English    Türkçe    فارسی   

6
1385-1409

  • Onu halife yaptı, tahta oturttu. Ona ordu verdi, onu kendisine oğul edindi. 1385
  • Bu hikâyeyi uzun boylu ve etraflı olarak o din büyüğünün kitabında bul oku.
  • Hâsılı o çocuk, o güzelim tahtın üzerinde o büyük padişahın yanı başında otururdu.
  • Daima yanar yakılır, ağlar dururdu. Padişah dedi ki: Ey bahtı kutlu!
  • Neden ağlıyorsun? Devletin mi bozuldu? Padişahlardan üstünsün, padişahlar padişahıyla düşüp kalkmadasın.
  • Sen şu tahtın üstünde oturuyorsun. Vezirlerle asker, tahtının önünde ay ve yıldızlar gibi saf saf duruyorlar. 1390
  • Çocuk, şundan ağlıyorum dedi; Anam memleketimizde.
  • Beni daimi seninle korkutur, seni aslan Mahmud’un elinde göreyim derdi.
  • Babam, anama sıkılır, bu ne kızgınlık, bu ne kötü dilek.
  • Bundan başka bir beddua bulamıyor musun da böyle kötü ve öldürücü bedduada bulunuyorsun.
  • Ne merhametsiz, ne taş yürekli anasın, onu âdeta yüzlerce kılıçla kesip öldürmedesin diye kızar, savaşırdı. 1395
  • Ben ikisinin sözüne şaşardım, gönlüme bir korkudur, bir derttir düşerdi.

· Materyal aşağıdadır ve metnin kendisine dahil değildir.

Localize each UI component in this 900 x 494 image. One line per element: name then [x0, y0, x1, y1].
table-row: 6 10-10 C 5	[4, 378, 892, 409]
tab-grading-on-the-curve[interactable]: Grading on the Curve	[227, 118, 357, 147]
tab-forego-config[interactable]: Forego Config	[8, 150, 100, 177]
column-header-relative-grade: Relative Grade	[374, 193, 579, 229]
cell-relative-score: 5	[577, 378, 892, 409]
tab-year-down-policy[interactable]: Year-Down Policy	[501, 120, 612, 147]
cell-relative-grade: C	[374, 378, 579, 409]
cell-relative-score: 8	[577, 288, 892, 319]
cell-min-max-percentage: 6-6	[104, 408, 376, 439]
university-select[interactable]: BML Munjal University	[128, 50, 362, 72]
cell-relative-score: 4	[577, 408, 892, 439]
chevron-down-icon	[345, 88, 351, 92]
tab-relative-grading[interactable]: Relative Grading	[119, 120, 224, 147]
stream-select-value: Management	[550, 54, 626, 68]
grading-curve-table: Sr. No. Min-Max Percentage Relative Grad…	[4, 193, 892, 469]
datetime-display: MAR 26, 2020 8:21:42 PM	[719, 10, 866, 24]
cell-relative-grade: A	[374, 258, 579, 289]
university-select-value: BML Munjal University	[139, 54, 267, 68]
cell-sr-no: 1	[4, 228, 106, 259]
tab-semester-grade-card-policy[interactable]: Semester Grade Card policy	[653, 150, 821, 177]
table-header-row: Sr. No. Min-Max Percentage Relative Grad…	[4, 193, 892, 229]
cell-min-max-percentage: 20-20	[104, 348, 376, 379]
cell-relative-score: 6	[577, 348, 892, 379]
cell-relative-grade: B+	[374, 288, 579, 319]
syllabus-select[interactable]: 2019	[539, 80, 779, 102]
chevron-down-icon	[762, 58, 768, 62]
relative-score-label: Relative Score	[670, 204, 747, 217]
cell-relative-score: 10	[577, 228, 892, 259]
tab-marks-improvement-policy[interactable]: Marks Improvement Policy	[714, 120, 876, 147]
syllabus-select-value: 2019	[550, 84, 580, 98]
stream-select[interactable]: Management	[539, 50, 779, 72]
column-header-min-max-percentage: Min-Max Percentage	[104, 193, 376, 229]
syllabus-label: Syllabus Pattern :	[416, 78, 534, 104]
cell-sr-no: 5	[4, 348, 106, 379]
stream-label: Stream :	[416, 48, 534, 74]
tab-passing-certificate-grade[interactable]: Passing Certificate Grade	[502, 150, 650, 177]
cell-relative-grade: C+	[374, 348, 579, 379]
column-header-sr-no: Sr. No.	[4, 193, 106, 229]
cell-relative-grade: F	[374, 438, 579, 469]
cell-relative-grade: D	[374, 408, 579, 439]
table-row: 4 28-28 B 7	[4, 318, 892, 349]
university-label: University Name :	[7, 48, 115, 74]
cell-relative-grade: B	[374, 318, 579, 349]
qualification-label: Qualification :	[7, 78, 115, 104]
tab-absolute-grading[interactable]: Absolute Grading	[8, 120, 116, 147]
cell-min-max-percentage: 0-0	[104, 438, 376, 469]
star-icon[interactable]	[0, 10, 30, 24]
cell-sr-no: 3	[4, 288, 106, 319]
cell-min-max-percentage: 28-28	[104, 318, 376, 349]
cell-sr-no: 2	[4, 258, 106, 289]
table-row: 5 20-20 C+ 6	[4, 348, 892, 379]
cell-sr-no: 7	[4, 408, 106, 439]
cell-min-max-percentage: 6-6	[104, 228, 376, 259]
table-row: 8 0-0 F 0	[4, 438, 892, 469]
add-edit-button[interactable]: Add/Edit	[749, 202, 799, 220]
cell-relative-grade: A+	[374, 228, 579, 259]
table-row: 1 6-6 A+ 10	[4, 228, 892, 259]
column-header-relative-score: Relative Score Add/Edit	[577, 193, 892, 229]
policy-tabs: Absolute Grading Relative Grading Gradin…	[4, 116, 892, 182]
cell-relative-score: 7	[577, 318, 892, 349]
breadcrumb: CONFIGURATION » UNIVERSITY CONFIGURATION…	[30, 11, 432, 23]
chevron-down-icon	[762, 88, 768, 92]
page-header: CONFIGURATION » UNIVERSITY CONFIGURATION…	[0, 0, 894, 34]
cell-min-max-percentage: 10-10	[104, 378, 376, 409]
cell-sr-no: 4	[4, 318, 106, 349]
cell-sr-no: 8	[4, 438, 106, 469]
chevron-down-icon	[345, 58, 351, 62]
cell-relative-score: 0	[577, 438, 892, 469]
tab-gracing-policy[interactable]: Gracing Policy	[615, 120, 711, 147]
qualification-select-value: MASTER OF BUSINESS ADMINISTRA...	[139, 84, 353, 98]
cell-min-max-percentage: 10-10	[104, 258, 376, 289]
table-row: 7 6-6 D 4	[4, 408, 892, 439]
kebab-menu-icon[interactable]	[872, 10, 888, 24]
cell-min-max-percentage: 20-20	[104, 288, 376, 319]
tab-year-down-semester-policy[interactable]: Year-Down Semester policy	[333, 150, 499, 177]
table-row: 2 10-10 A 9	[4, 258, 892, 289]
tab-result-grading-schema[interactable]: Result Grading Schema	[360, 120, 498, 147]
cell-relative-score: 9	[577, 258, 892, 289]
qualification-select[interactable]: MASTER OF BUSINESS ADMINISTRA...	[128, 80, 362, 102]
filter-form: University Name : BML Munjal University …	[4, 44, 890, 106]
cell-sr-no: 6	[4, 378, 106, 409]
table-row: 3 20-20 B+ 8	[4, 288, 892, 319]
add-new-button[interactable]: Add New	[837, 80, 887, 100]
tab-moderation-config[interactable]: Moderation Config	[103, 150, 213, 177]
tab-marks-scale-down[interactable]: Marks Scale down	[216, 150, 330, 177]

  • Mahmud acaba ne cehennem adamki derdim, helâke, felâketlere örnek olmada.
  • Senin korkundan titrer dururdum, keremlerinden, ağırlamalarından tamamıyla gafildim.
  • Neden anan şimdi gelsin de beni taht üstünde görsün ey cihan padişahı!
  • İşte yoksulluk da ey daralmış adam, o Mahmud’a benzer, tıpkısıdır. Tabiatın, seni yoksullukla korkutur durur. 1400
  • Fakat bu yüce ve adalet sahibi Mahmud’un merhametini bilsen sonu hayır olsun, Mahmut olsun dersin.
  • Ey gönlü korkup duran, yoksulluk sana göre Mahmut’tur. Seni yoldan çıkaran tabiatını pek dinleme.
  • Yoksulluğu adam akıllı avlasan o çocuk gibi kıyamete dek ağlarsın.
  • Beden, insanı besleme hususunda anaya benzer ama sana yüz düşmandan daha düşmandır.
  • Bedenin hasta oldu mu sana ilaç aratır, kuvvetlendi mi seni şeytanlaştırır, bir put haline sokar. 1405
  • Şu sitemlerle dopdolu olan bedeni bir zırh bil; ne kışa yarar ne yaza.
  • Sabredersen kötü arkadaş iyidir. Sabır, insanın göğsünü açar, insanı genişletir.
  • Ayın gece sabretmesi , onu apaydın bir hale kor. Gülün dikene sabrı, onu güzel kokulu bir hale getirir.
  • Aslanın pislik ve kan içinde kalıp sabretmesi , onu deve yavrularıyla doyurur.